Tislelizumab a new Tx alternative for very high-risk bladder cancer?

06 Mar 2025 bởiAudrey Abella
Tislelizumab a new Tx alternative for very high-risk bladder cancer?

In the phase II pilot TRUCE-02 trial, tislelizumab plus low-dose nab-paclitaxel shows promising clinical antitumour activity and is well tolerated in patients with extensive very high-risk (VHR) non-muscle-invasive bladder cancer (NMIBC) who are ineligible for or decline radical cystectomy (RC).

“The standard of care for VHR NMIBC consists of immediate RC,” said the researchers. However, the procedure is linked to substantial morbidity, mortality, and quality of life impairment, especially for certain patient subgroups (eg, the elderly, frail, or those with significant comorbidities). [Eur Urol 2009;55:164-174; Surg Oncol 2016;25:281-297]
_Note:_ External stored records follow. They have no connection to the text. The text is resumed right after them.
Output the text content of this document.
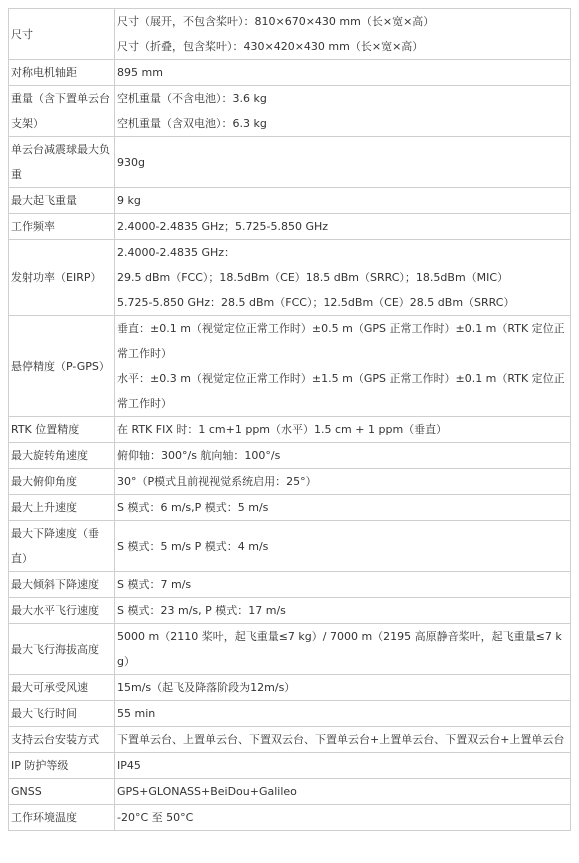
尺寸	尺寸（展开，不包含桨叶）：810×670×430 mm（长×宽×高）
尺寸（折叠，包含桨叶）：430×420×430 mm（长×宽×高）

对称电机轴距	895 mm

重量（含下置单云台支架）	空机重量（不含电池）：3.6 kg
空机重量（含双电池）：6.3 kg

单云台减震球最大负重	930g

最大起飞重量	9 kg

工作频率	2.4000-2.4835 GHz；5.725-5.850 GHz

发射功率（EIRP）	2.4000-2.4835 GHz：
29.5 dBm（FCC）；18.5dBm（CE）18.5 dBm（SRRC）；18.5dBm（MIC）
5.725-5.850 GHz：28.5 dBm（FCC）；12.5dBm（CE）28.5 dBm（SRRC）

悬停精度（P-GPS）	垂直：±0.1 m（视觉定位正常工作时）±0.5 m（GPS 正常工作时）±0.1 m（RTK 定位正常工作时）
水平：±0.3 m（视觉定位正常工作时）±1.5 m（GPS 正常工作时）±0.1 m（RTK 定位正常工作时）

RTK 位置精度	在 RTK FIX 时：1 cm+1 ppm（水平）1.5 cm + 1 ppm（垂直）

最大旋转角速度	俯仰轴：300°/s 航向轴：100°/s

最大俯仰角度	30°（P模式且前视视觉系统启用：25°）

最大上升速度	S 模式：6 m/s,P 模式：5 m/s

最大下降速度（垂直）	S 模式：5 m/s P 模式：4 m/s

最大倾斜下降速度	S 模式：7 m/s

最大水平飞行速度	S 模式：23 m/s, P 模式：17 m/s

最大飞行海拔高度	5000 m（2110 桨叶，起飞重量≤7 kg）/ 7000 m（2195 高原静音桨叶，起飞重量≤7 kg）

最大可承受风速	15m/s（起飞及降落阶段为12m/s）

最大飞行时间	55 min

支持云台安装方式	下置单云台、上置单云台、下置双云台、下置单云台+上置单云台、下置双云台+上置单云台

IP 防护等级	IP45

GNSS	GPS+GLONASS+BeiDou+Galileo

工作环境温度	-20°C 至 50°C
The suboptimal response rates tied to immune checkpoint inhibitors for VHR disease also underscore the need for additional therapeutic innovations to improve outcomes. [Eur Urol 2023;84:536-544; Lancet Oncol 2024;25:720-730]

“Furthermore, the treatment landscape for other VHR NMIBC subgroups remains underexplored, particularly for patients with extensive tumours, highlighting an unmet clinical need … Therefore, there is an urgent need to develop more effective and well-tolerated therapeutic strategies for patients with VHR NMIBC,” the researchers said.

TRUCE-02 comprised 63 patients (median age 67 years, 83 percent men) with visually incomplete resection and/or high-volume high-grade T1 tumours who were ineligible for or declined RC. They received IV tislelizumab 200 mg (day 1) and nab-paclitaxel 200 mg (day 2) Q3W. The median treatment duration was 4.8 months. [Clin Cancer Res 2025;doi:10.1158/1078-0432.CCR-24-3321]

Of the 33 patients evaluated during the interim analysis, 20 achieved a complete response (CR) of high-risk disease. According to the researchers, with the results exceeding the required 14 responses to proceed to stage 2, the study met the criteria to move on to the second phase.

Final efficacy analysis

Fifty-nine patients were included in the efficacy analysis. Of these, 37 achieved a CR of high-risk disease. Over a median follow-up of 23.2 months, the median duration of response (DoR) of high-risk disease was not reached (NR) and the 24-month sustained response rate was 96.3 percent.

Thirty-six achieved a CR of any disease at the initial evaluation. The median DoR of any disease was NR and the 24-month sustained response rate was 91.3 percent.

Seven patients had disease progression, median progression-free survival (PFS) was NR, and the estimated PFS rate was 82.4 percent at 24 months.

Three patients died at data cutoff, median overall survival (OS) was NR, and OS rates were 98.3 percent and 94.6 percent at 12 and 36 months, respectively.

Twelve of the 22 nonresponders underwent RC. Of these, three experienced upstaging. “In patients with extensive VHR NMIBC, the observed progression could partially be caused by inherent extreme risk characteristics,” the researchers explained.

Safety profile

Sixty-three patients were included in the safety analysis. Of these, all but one had any-grade treatment-related adverse events (TRAEs), the most common being alopecia (79 percent) and fatigue (73 percent). Six patients discontinued treatment due to grade 3–4 TRAEs.

Forty-six patients had immune-related AEs (irAEs). The most frequent grade 1/2 irAEs were skin reactions (49 percent) and hyperglycaemia (25 percent). Eight patients had grade 3 irAEs, including adrenal insufficiency, hepatitis, and skin reactions.

“Importantly, no new or unexpected safety signals were identified with this regimen, further supporting its clinical feasibility in this patient population,” said the researchers.

Nonsurgical alternative

There are no established nonsurgical treatment alternatives for extensive VHR NMIBC, which are often characterized by bulky tumours that cannot be completely removed via transurethral resection, said the researchers.

“TRUCE-02 is the first nonsurgical clinical trial specifically designed to address the therapeutic needs of this complex patient cohort,” they noted.

“The results provide substantial evidence supporting the clinical effectiveness of tislelizumab combined with low-dose nab-paclitaxel as a [nonsurgical] option for patients with extensive VHR NMIBC who are ineligible for or decline RC,” the researchers concluded.